Para orang tua ini -menurut saya pribadi-, setidaknya akan berpikir anaknya bagaimana bila tidak sama dengan teman sebaya. Anak yang lain disambang oleh orang tuanya, sedangkan anaknya sendiri sendirian. Tidak ada orang tuanya dikarenakan sibuk bekerja.

Kalau dipikir-pikir lagi, saya juga teringat diri ini yang -hm, entahlah- masih jauh dari kata ideal. Bagaimana caranya supaya tidak dzolim di pondok. Menggunakan waktu sebaik-baiknya. Tidak melanggar dan tentunya selaras dengan teman serta para guru.

Bercerita tentang orang tua, khususnya ibu, saya jadi teringat dulu. Ketika acara akhir masuk sekolah, semacam wisuda itulah, acara dilaksanakan pagi menjelang siang. Sedangkan ibu di rumah sedang ramai-ramainya merias. Saya pasrah saja, berangkat ke sekolah tanpa orang tua. Di tengah-tengah para anak, teman sebaya saya yang dibarengi oleh orang tuanya.

Kejadian itu terjadi saat kelas enam sekolah dasar (SD). Acara itu juga ada pengumuman lima besar Ujian Nasional (UN). Saya saat itu dikenal sebagai murid yang tak pandai-pandai amat, sering telat masuk sekolah dan dikenal -yang bahasa maduranya: teng sletengan. Ternyata malah juara tiga.

Tekerjutlah diri ini. Mengalahkan juara empat saat itu, yang langganan juara satu di sekolah. Untung saat itu hanya anaknya saja yang dipanggil ke depan, tidak orang tuanya. Ternyata ada kejutan tiba: ibu datang.

Setelah berada di panggung, saya langsung ke belakang. Saya menghampiri ibu yang ada di kursi paling belakang. Ibu hadir. Saya yang tadinya duduk di depan bersama para siswa lainnya, kemudian berjalan ke belakang, banyak dilihat oleh orang-orang sekitar. “Lho, alfin mau ke mana ?”.

Karena sejak awal, orang tua saya memang tidak tampak ada di acara tersebut. Kejadian itu membuatku terharu. Saya yang juara 3 besar, tanpa diduga-duga mengalahkan si langganan juara 1 di kelas itu, lalu ada orang tua saya hadir di acara itu. Terimakasih bu.

Entah, berapa kali saya mengecewakan ibu. Tak terhitung pula saya menyesalinya. Tak terhingga pula saya mengulanginya. Seperti siklus kehidupan seperti itu. Maksiat, taubat, doa dan maksiat lagi. Berputar-putar.

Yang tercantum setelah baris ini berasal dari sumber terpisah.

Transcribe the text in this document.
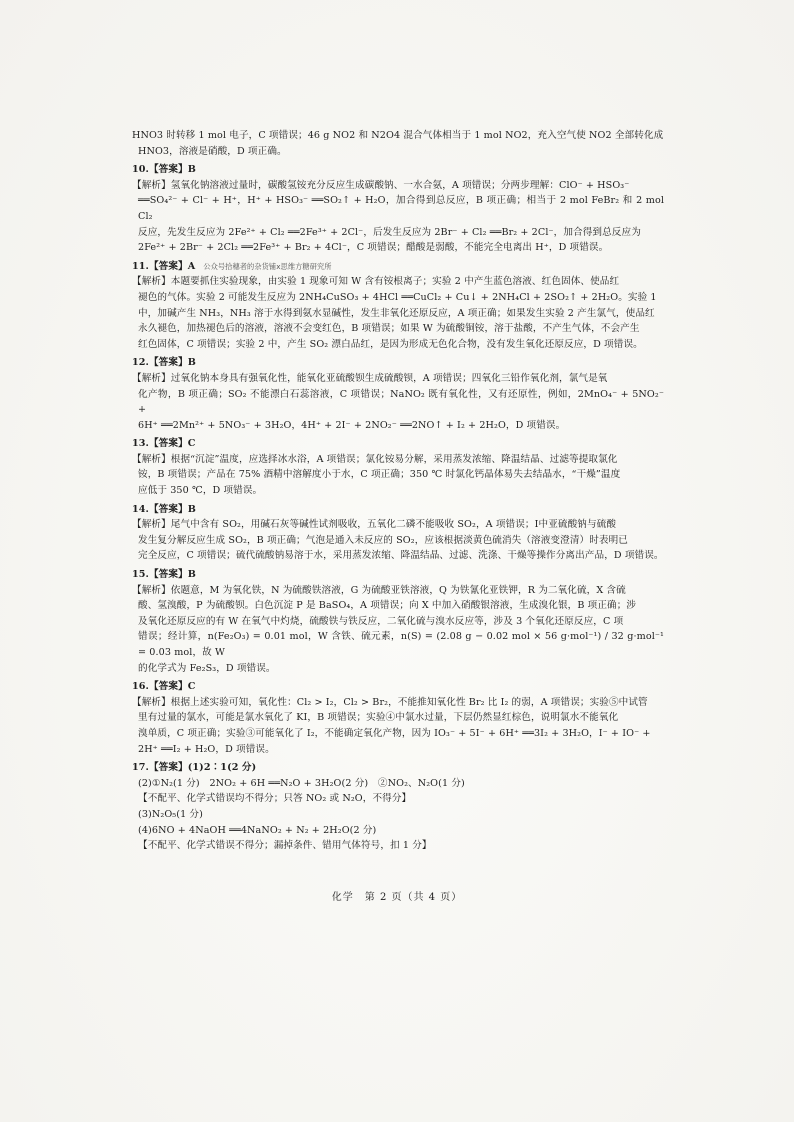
HNO3 时转移 1 mol 电子，C 项错误；46 g NO2 和 N2O4 混合气体相当于 1 mol NO2，充入空气使 NO2 全部转化成

HNO3，溶液是硝酸，D 项正确。

10.【答案】B

【解析】氢氧化钠溶液过量时，碳酸氢铵充分反应生成碳酸钠、一水合氨，A 项错误；分两步理解：ClO⁻ + HSO₃⁻

══SO₄²⁻ + Cl⁻ + H⁺，H⁺ + HSO₃⁻ ══SO₂↑ + H₂O，加合得到总反应，B 项正确；相当于 2 mol FeBr₂ 和 2 mol Cl₂

反应，先发生反应为 2Fe²⁺ + Cl₂ ══2Fe³⁺ + 2Cl⁻，后发生反应为 2Br⁻ + Cl₂ ══Br₂ + 2Cl⁻，加合得到总反应为

2Fe²⁺ + 2Br⁻ + 2Cl₂ ══2Fe³⁺ + Br₂ + 4Cl⁻，C 项错误；醋酸是弱酸，不能完全电离出 H⁺，D 项错误。

11.【答案】A 公众号拾穗者的杂货铺x思维方糖研究所

【解析】本题要抓住实验现象，由实验 1 现象可知 W 含有铵根离子；实验 2 中产生蓝色溶液、红色固体、使品红

褪色的气体。实验 2 可能发生反应为 2NH₄CuSO₃ + 4HCl ══CuCl₂ + Cu↓ + 2NH₄Cl + 2SO₂↑ + 2H₂O。实验 1

中，加碱产生 NH₃，NH₃ 溶于水得到氨水显碱性，发生非氧化还原反应，A 项正确；如果发生实验 2 产生氯气，使品红

永久褪色，加热褪色后的溶液，溶液不会变红色，B 项错误；如果 W 为硫酸铜铵，溶于盐酸，不产生气体，不会产生

红色固体，C 项错误；实验 2 中，产生 SO₂ 漂白品红，是因为形成无色化合物，没有发生氧化还原反应，D 项错误。

12.【答案】B

【解析】过氧化钠本身具有强氧化性，能氧化亚硫酸钡生成硫酸钡，A 项错误；四氧化三铅作氧化剂，氯气是氧

化产物，B 项正确；SO₂ 不能漂白石蕊溶液，C 项错误；NaNO₂ 既有氧化性，又有还原性，例如，2MnO₄⁻ + 5NO₂⁻ +

6H⁺ ══2Mn²⁺ + 5NO₃⁻ + 3H₂O，4H⁺ + 2I⁻ + 2NO₂⁻ ══2NO↑ + I₂ + 2H₂O，D 项错误。

13.【答案】C

【解析】根据“沉淀”温度，应选择冰水浴，A 项错误；氯化铵易分解，采用蒸发浓缩、降温结晶、过滤等提取氯化

铵，B 项错误；产品在 75% 酒精中溶解度小于水，C 项正确；350 ℃ 时氯化钙晶体易失去结晶水，“干燥”温度

应低于 350 ℃，D 项错误。

14.【答案】B

【解析】尾气中含有 SO₂，用碱石灰等碱性试剂吸收，五氧化二磷不能吸收 SO₂，A 项错误；Ⅰ中亚硫酸钠与硫酸

发生复分解反应生成 SO₂，B 项正确；气泡是通入未反应的 SO₂，应该根据淡黄色硫消失（溶液变澄清）时表明已

完全反应，C 项错误；硫代硫酸钠易溶于水，采用蒸发浓缩、降温结晶、过滤、洗涤、干燥等操作分离出产品，D 项错误。

15.【答案】B

【解析】依题意，M 为氧化铁，N 为硫酸铁溶液，G 为硫酸亚铁溶液，Q 为铁氰化亚铁钾，R 为二氧化硫，X 含硫

酸、氢溴酸，P 为硫酸钡。白色沉淀 P 是 BaSO₄，A 项错误；向 X 中加入硝酸银溶液，生成溴化银，B 项正确；涉

及氧化还原反应的有 W 在氧气中灼烧，硫酸铁与铁反应，二氧化硫与溴水反应等，涉及 3 个氧化还原反应，C 项

错误；经计算，n(Fe₂O₃) = 0.01 mol，W 含铁、硫元素，n(S) = (2.08 g − 0.02 mol × 56 g·mol⁻¹) / 32 g·mol⁻¹ = 0.03 mol，故 W

的化学式为 Fe₂S₃，D 项错误。

16.【答案】C

【解析】根据上述实验可知，氧化性：Cl₂ > I₂，Cl₂ > Br₂，不能推知氧化性 Br₂ 比 I₂ 的弱，A 项错误；实验⑤中试管

里有过量的氯水，可能是氯水氧化了 KI，B 项错误；实验④中氯水过量，下层仍然显红棕色，说明氯水不能氧化

溴单质，C 项正确；实验③可能氧化了 I₂，不能确定氧化产物，因为 IO₃⁻ + 5I⁻ + 6H⁺ ══3I₂ + 3H₂O，I⁻ + IO⁻ +

2H⁺ ══I₂ + H₂O，D 项错误。

17.【答案】(1)2∶1(2 分)

(2)①N₂(1 分)　2NO₂ + 6H ══N₂O + 3H₂O(2 分)　②NO₂、N₂O(1 分)

【不配平、化学式错误均不得分；只答 NO₂ 或 N₂O，不得分】

(3)N₂O₅(1 分)

(4)6NO + 4NaOH ══4NaNO₂ + N₂ + 2H₂O(2 分)

【不配平、化学式错误不得分；漏掉条件、错用气体符号，扣 1 分】

化学　第 2 页（共 4 页）
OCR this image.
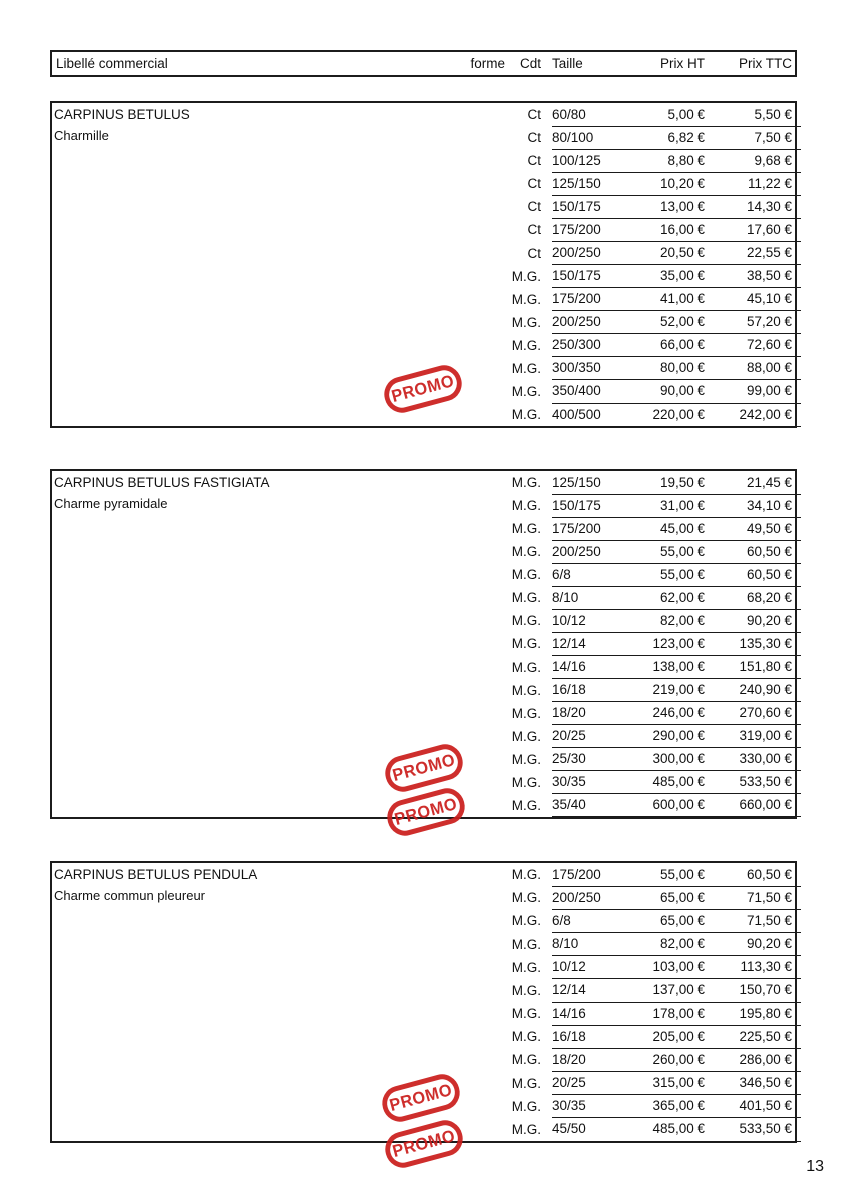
Libellé commercial	forme	Cdt Taille	Prix HT	Prix TTC
CARPINUS BETULUS
Charmille
Ct 60/80	5,00 €	5,50 €
Ct 80/100	6,82 €	7,50 €
Ct 100/125	8,80 €	9,68 €
Ct 125/150	10,20 €	11,22 €
Ct 150/175	13,00 €	14,30 €
Ct 175/200	16,00 €	17,60 €
Ct 200/250	20,50 €	22,55 €
M.G. 150/175	35,00 €	38,50 €
M.G. 175/200	41,00 €	45,10 €
M.G. 200/250	52,00 €	57,20 €
M.G. 250/300	66,00 €	72,60 €
M.G. 300/350	80,00 €	88,00 €
M.G. 350/400	90,00 €	99,00 €
M.G. 400/500	220,00 €	242,00 €
PROMO
CARPINUS BETULUS FASTIGIATA
Charme pyramidale
M.G. 125/150	19,50 €	21,45 €
M.G. 150/175	31,00 €	34,10 €
M.G. 175/200	45,00 €	49,50 €
M.G. 200/250	55,00 €	60,50 €
M.G. 6/8	55,00 €	60,50 €
M.G. 8/10	62,00 €	68,20 €
M.G. 10/12	82,00 €	90,20 €
M.G. 12/14	123,00 €	135,30 €
M.G. 14/16	138,00 €	151,80 €
M.G. 16/18	219,00 €	240,90 €
M.G. 18/20	246,00 €	270,60 €
M.G. 20/25	290,00 €	319,00 €
M.G. 25/30	300,00 €	330,00 €
M.G. 30/35	485,00 €	533,50 €
M.G. 35/40	600,00 €	660,00 €
PROMO
PROMO
CARPINUS BETULUS PENDULA
Charme commun pleureur
M.G. 175/200	55,00 €	60,50 €
M.G. 200/250	65,00 €	71,50 €
M.G. 6/8	65,00 €	71,50 €
M.G. 8/10	82,00 €	90,20 €
M.G. 10/12	103,00 €	113,30 €
M.G. 12/14	137,00 €	150,70 €
M.G. 14/16	178,00 €	195,80 €
M.G. 16/18	205,00 €	225,50 €
M.G. 18/20	260,00 €	286,00 €
M.G. 20/25	315,00 €	346,50 €
M.G. 30/35	365,00 €	401,50 €
M.G. 45/50	485,00 €	533,50 €
PROMO
PROMO
13
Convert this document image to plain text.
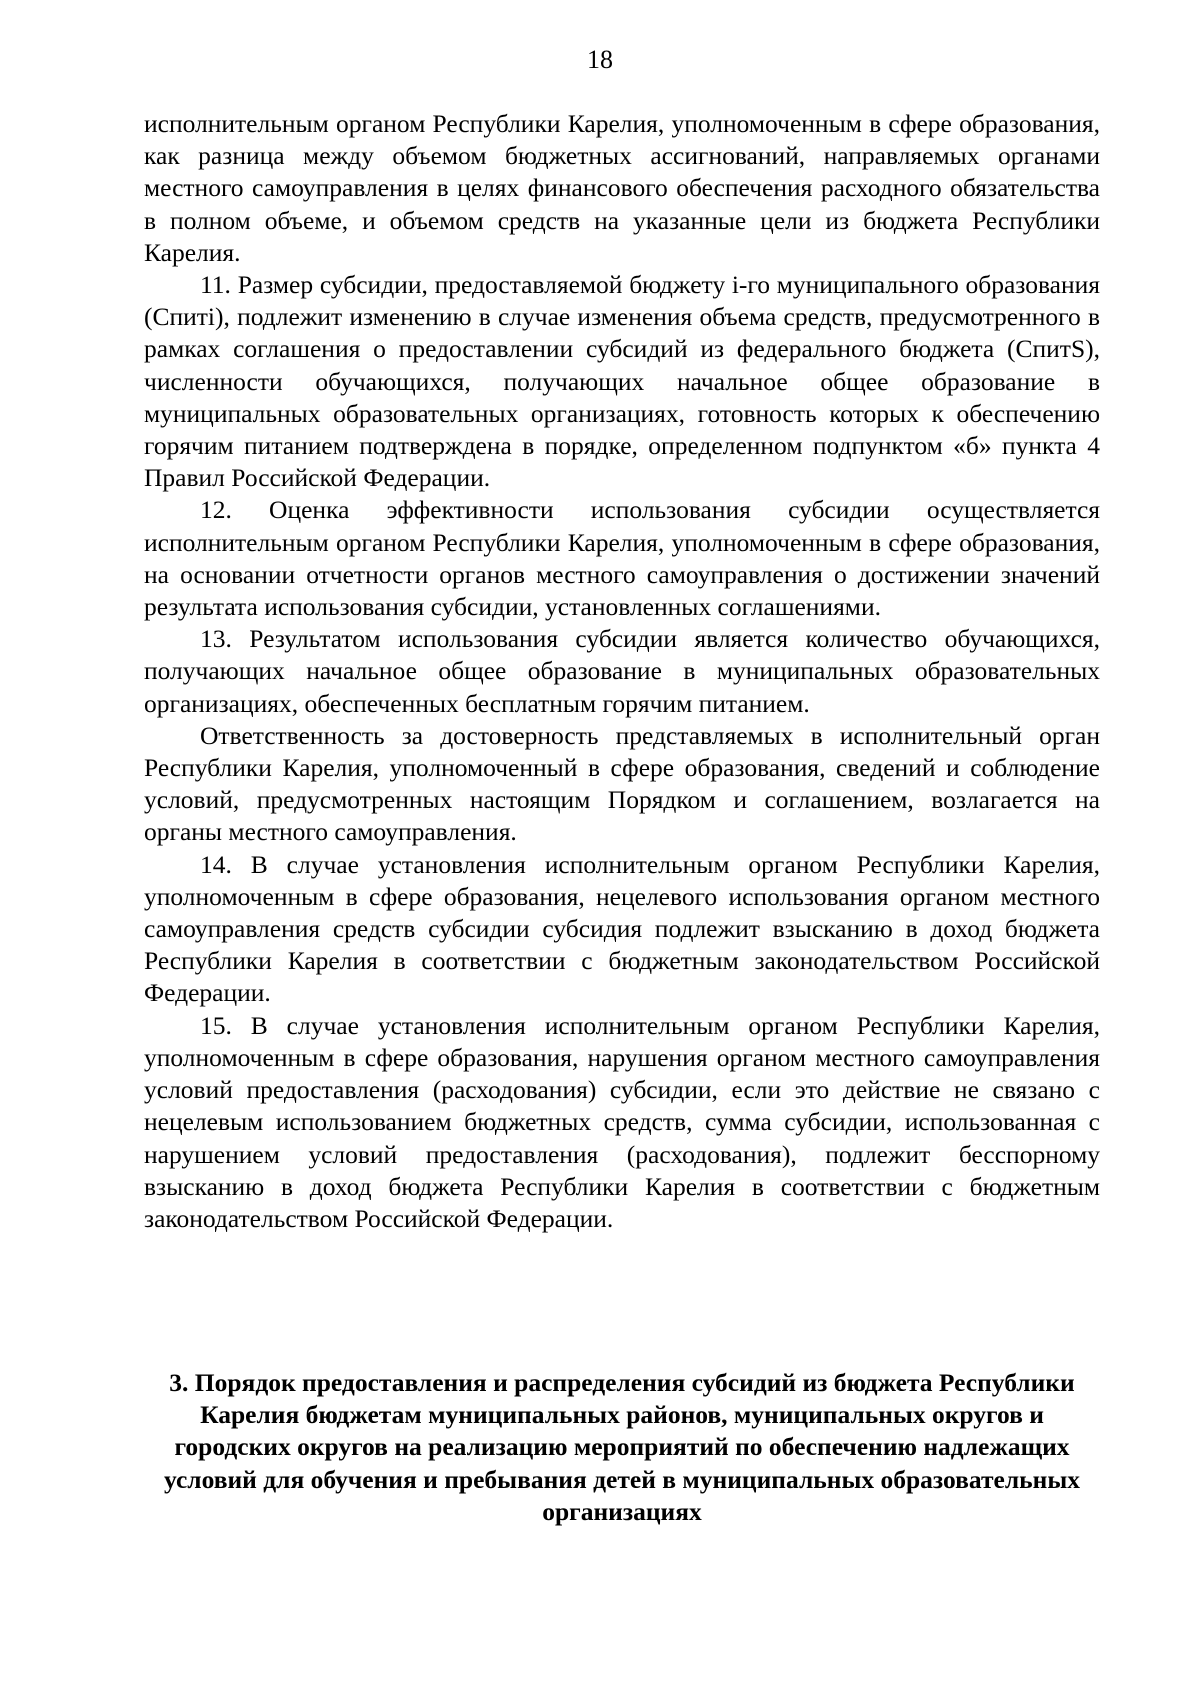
18

исполнительным органом Республики Карелия, уполномоченным в сфере образования, как разница между объемом бюджетных ассигнований, направляемых органами местного самоуправления в целях финансового обеспечения расходного обязательства в полном объеме, и объемом средств на указанные цели из бюджета Республики Карелия.

11. Размер субсидии, предоставляемой бюджету i-го муниципального образования (Cпиті), подлежит изменению в случае изменения объема средств, предусмотренного в рамках соглашения о предоставлении субсидий из федерального бюджета (CпитS), численности обучающихся, получающих начальное общее образование в муниципальных образовательных организациях, готовность которых к обеспечению горячим питанием подтверждена в порядке, определенном подпунктом «б» пункта 4 Правил Российской Федерации.

12. Оценка эффективности использования субсидии осуществляется исполнительным органом Республики Карелия, уполномоченным в сфере образования, на основании отчетности органов местного самоуправления о достижении значений результата использования субсидии, установленных соглашениями.

13. Результатом использования субсидии является количество обучающихся, получающих начальное общее образование в муниципальных образовательных организациях, обеспеченных бесплатным горячим питанием.

Ответственность за достоверность представляемых в исполнительный орган Республики Карелия, уполномоченный в сфере образования, сведений и соблюдение условий, предусмотренных настоящим Порядком и соглашением, возлагается на органы местного самоуправления.

14. В случае установления исполнительным органом Республики Карелия, уполномоченным в сфере образования, нецелевого использования органом местного самоуправления средств субсидии субсидия подлежит взысканию в доход бюджета Республики Карелия в соответствии с бюджетным законодательством Российской Федерации.

15. В случае установления исполнительным органом Республики Карелия, уполномоченным в сфере образования, нарушения органом местного самоуправления условий предоставления (расходования) субсидии, если это действие не связано с нецелевым использованием бюджетных средств, сумма субсидии, использованная с нарушением условий предоставления (расходования), подлежит бесспорному взысканию в доход бюджета Республики Карелия в соответствии с бюджетным законодательством Российской Федерации.

3. Порядок предоставления и распределения субсидий из бюджета Республики Карелия бюджетам муниципальных районов, муниципальных округов и городских округов на реализацию мероприятий по обеспечению надлежащих условий для обучения и пребывания детей в муниципальных образовательных организациях
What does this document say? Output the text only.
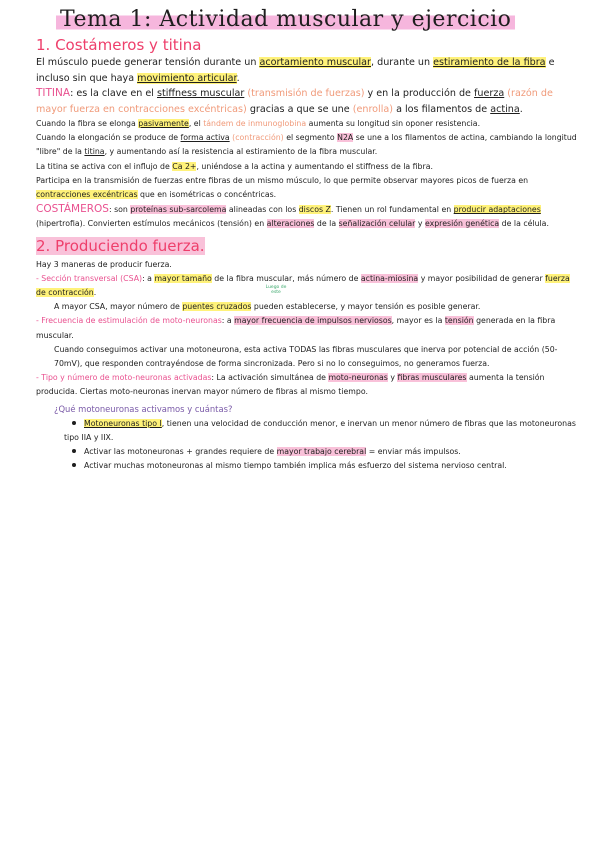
Tema 1: Actividad muscular y ejercicio
1. Costámeros y titina

El músculo puede generar tensión durante un acortamiento muscular, durante un estiramiento de la fibra e incluso sin que haya movimiento articular.

TITINA: es la clave en el stiffness muscular (transmisión de fuerzas) y en la producción de fuerza (razón de mayor fuerza en contracciones excéntricas) gracias a que se une (enrolla) a los filamentos de actina.

Cuando la fibra se elonga pasivamente, el tándem de inmunoglobina aumenta su longitud sin oponer resistencia.

Cuando la elongación se produce de forma activa (contracción) el segmento N2A se une a los filamentos de actina, cambiando la longitud "libre" de la titina, y aumentando así la resistencia al estiramiento de la fibra muscular.

La titina se activa con el influjo de Ca 2+, uniéndose a la actina y aumentando el stiffness de la fibra.

Luego de este

Participa en la transmisión de fuerzas entre fibras de un mismo músculo, lo que permite observar mayores picos de fuerza en contracciones excéntricas que en isométricas o concéntricas.

COSTÁMEROS: son proteínas sub-sarcolema alineadas con los discos Z. Tienen un rol fundamental en producir adaptaciones (hipertrofia). Convierten estímulos mecánicos (tensión) en alteraciones de la señalización celular y expresión genética de la célula.

2. Produciendo fuerza.

Hay 3 maneras de producir fuerza.

- Sección transversal (CSA): a mayor tamaño de la fibra muscular, más número de actina-miosina y mayor posibilidad de generar fuerza de contracción.

A mayor CSA, mayor número de puentes cruzados pueden establecerse, y mayor tensión es posible generar.

- Frecuencia de estimulación de moto-neuronas: a mayor frecuencia de impulsos nerviosos, mayor es la tensión generada en la fibra muscular.

Cuando conseguimos activar una motoneurona, esta activa TODAS las fibras musculares que inerva por potencial de acción (50-70mV), que responden contrayéndose de forma sincronizada. Pero si no lo conseguimos, no generamos fuerza.

- Tipo y número de moto-neuronas activadas: La activación simultánea de moto-neuronas y fibras musculares aumenta la tensión producida. Ciertas moto-neuronas inervan mayor número de fibras al mismo tiempo.

¿Qué motoneuronas activamos y cuántas?

Motoneuronas tipo I, tienen una velocidad de conducción menor, e inervan un menor número de fibras que las motoneuronas tipo IIA y IIX.

Activar las motoneuronas + grandes requiere de mayor trabajo cerebral = enviar más impulsos.

Activar muchas motoneuronas al mismo tiempo también implica más esfuerzo del sistema nervioso central.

Bukan hanya tentang ibu saja. tentang apa saja. Saya ingin menangis, saat ini menyesali keadaan, lalu bertaubat kemudian nanti mengulangi lagi. Hah, entahlah. Semoga para orang tua, ayah-ibu, baik orang tua secara nasab dan ideologis, sehat selalu di rumah. Lancar rezekinya, dipermudah segala urusan dan terkabul segala hajat.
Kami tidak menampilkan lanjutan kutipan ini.